When Anna was 18, Roth demanded that she leave their house. Claire agonised over his demand but, to her regret, gave in to it.
"He didn't like having her around. It was as simple as that. They are two people with very strong personalities and I couldn't find a way to bring them together. So Anna left. It was a terrible mistake, and she and I have resolved this question only after much difficulty."
Now that Roth is gone, how do relations between mother and daughter stand today?
"She is the most wonderful woman I know and we are very close again. She is so good for me in so many ways. She keeps my head on straight. When I go over the line, she will put me in my place by saying, `Oh, Mom, that's so actressy'."
It took almost 20 years for Bloom to get Roth out of her system. They spent years feeding each other's anxieties and debating their future, and the question of marriage was put off again and again. They lived together in a state that varied from open hostility to quiet domesticity. She tolerated his many emotional outbursts and depressions and nursed him through several illnesses.
"But our love was always doomed to fail. I see that now. Philip can't endure relationships that go on peacefully. He needs controversy and conflict and abrasion. We had many good times, but they were always followed by some outbreak of anger and guilt."
In a vain effort to save their relationship, Claire proposed marriage to Philip. He hesitated, but finally accepted the offer. Their union lasted only three years. And when he turned against her, it was with a vengeance, threatening expensive legal actions and sending angry letters of recrimination.
In 1996, she struck back by turning his instrument of power - the pen - against him. She wrote a brutally candid memoir of their life together and took a literary swipe at him in the title by calling the book Leaving a Doll's House. Over many pages, she details her case against him, attacking him for his selfishness and ingratitude. For her pains, she was criticised in some reviews for airing her dirty laundry in public.
"My crime was that I blew the whistle on Philip Roth. I thought what I was doing was giving the world a truthful picture. Much of it was bad, but there was also great love between us and I tried to convey the spirit of that love."

It is difficult to see the love in her memoir when so much mad obsession seems to swirl around it. He emerges from the book as a nasty, lonely misogynist whose supposed genius hardly serves as an excuse for his wild tantrums and petty cruelties. Bloom seems to think his genius partly redeems him, but it may well be that his self-indulgent fictions will not be read by anyone in 50 years. In which case, she suffered for nothing.

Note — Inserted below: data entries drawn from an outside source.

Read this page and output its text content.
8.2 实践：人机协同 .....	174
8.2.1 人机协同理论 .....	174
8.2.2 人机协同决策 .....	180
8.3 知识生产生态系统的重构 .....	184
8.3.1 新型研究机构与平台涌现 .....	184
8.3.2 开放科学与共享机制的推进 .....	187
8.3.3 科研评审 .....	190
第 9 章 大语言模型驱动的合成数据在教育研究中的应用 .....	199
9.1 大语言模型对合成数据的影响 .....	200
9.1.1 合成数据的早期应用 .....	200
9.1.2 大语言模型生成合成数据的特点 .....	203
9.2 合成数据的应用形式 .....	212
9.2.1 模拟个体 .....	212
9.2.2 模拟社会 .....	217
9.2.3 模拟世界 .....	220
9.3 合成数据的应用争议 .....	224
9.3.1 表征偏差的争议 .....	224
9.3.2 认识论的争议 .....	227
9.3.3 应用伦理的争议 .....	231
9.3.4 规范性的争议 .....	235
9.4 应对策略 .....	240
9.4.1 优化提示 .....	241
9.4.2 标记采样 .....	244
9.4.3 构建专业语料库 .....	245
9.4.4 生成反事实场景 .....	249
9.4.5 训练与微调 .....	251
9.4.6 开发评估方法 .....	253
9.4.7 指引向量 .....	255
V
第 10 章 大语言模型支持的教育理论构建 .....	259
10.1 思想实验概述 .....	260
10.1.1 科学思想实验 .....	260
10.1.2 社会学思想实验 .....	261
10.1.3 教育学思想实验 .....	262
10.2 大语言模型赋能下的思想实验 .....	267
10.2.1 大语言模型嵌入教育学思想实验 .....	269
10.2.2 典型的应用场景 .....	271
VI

But that bleak view is not one that she is willing to accept. What is most amazing about Claire Bloom, six years after she declared her independence from Roth, is that she still can't seem to let him go.

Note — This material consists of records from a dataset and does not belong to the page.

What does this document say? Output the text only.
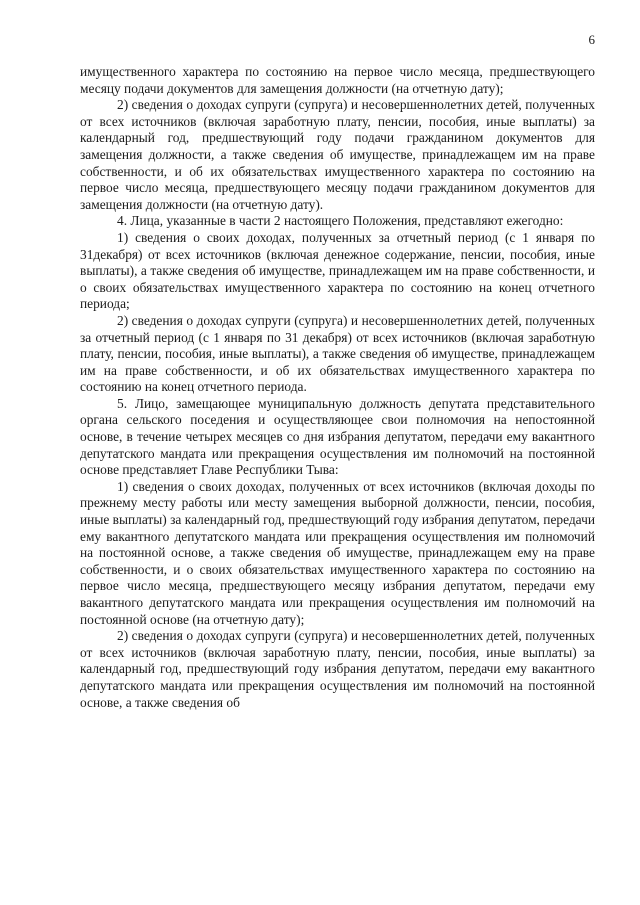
6

имущественного характера по состоянию на первое число месяца, предшествующего месяцу подачи документов для замещения должности (на отчетную дату);

2) сведения о доходах супруги (супруга) и несовершеннолетних детей, полученных от всех источников (включая заработную плату, пенсии, пособия, иные выплаты) за календарный год, предшествующий году подачи гражданином документов для замещения должности, а также сведения об имуществе, принадлежащем им на праве собственности, и об их обязательствах имущественного характера по состоянию на первое число месяца, предшествующего месяцу подачи гражданином документов для замещения должности (на отчетную дату).

4. Лица, указанные в части 2 настоящего Положения, представляют ежегодно:

1) сведения о своих доходах, полученных за отчетный период (с 1 января по 31декабря) от всех источников (включая денежное содержание, пенсии, пособия, иные выплаты), а также сведения об имуществе, принадлежащем им на праве собственности, и о своих обязательствах имущественного характера по состоянию на конец отчетного периода;

2) сведения о доходах супруги (супруга) и несовершеннолетних детей, полученных за отчетный период (с 1 января по 31 декабря) от всех источников (включая заработную плату, пенсии, пособия, иные выплаты), а также сведения об имуществе, принадлежащем им на праве собственности, и об их обязательствах имущественного характера по состоянию на конец отчетного периода.

5. Лицо, замещающее муниципальную должность депутата представительного органа сельского поседения и осуществляющее свои полномочия на непостоянной основе, в течение четырех месяцев со дня избрания депутатом, передачи ему вакантного депутатского мандата или прекращения осуществления им полномочий на постоянной основе представляет Главе Республики Тыва:

1) сведения о своих доходах, полученных от всех источников (включая доходы по прежнему месту работы или месту замещения выборной должности, пенсии, пособия, иные выплаты) за календарный год, предшествующий году избрания депутатом, передачи ему вакантного депутатского мандата или прекращения осуществления им полномочий на постоянной основе, а также сведения об имуществе, принадлежащем ему на праве собственности, и о своих обязательствах имущественного характера по состоянию на первое число месяца, предшествующего месяцу избрания депутатом, передачи ему вакантного депутатского мандата или прекращения осуществления им полномочий на постоянной основе (на отчетную дату);

2) сведения о доходах супруги (супруга) и несовершеннолетних детей, полученных от всех источников (включая заработную плату, пенсии, пособия, иные выплаты) за календарный год, предшествующий году избрания депутатом, передачи ему вакантного депутатского мандата или прекращения осуществления им полномочий на постоянной основе, а также сведения об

The more we talk about him, the more she seems to yearn for him, speaking wistfully about their house in Connecticut and reports of his comings and goings in the literary world. In fact, much of her willingness to wash her hands of men seems to be based on the notion that no one else but Roth can suit her. After describing some of their good times together, she says, ruefully, "He is a hard act to follow."
Her devotion to Roth is touching, but he appears not to share her tender memories. In one of his recent books, I Married a Communist, he viciously attacks a character who closely resembles Bloom, portraying her as a double-crossing Jewish actress who betrays her husband.
Given this assault on her reputation, it would seem unlikely that she would have any fondness left for the old brute. But I am stunned by her answer, when I ask if she still loves him.
"Yes," she replies, firmly. And, then without missing a beat, she adds an explanation that seems almost like a chant: "I loved him, I still love him - and I always will love him."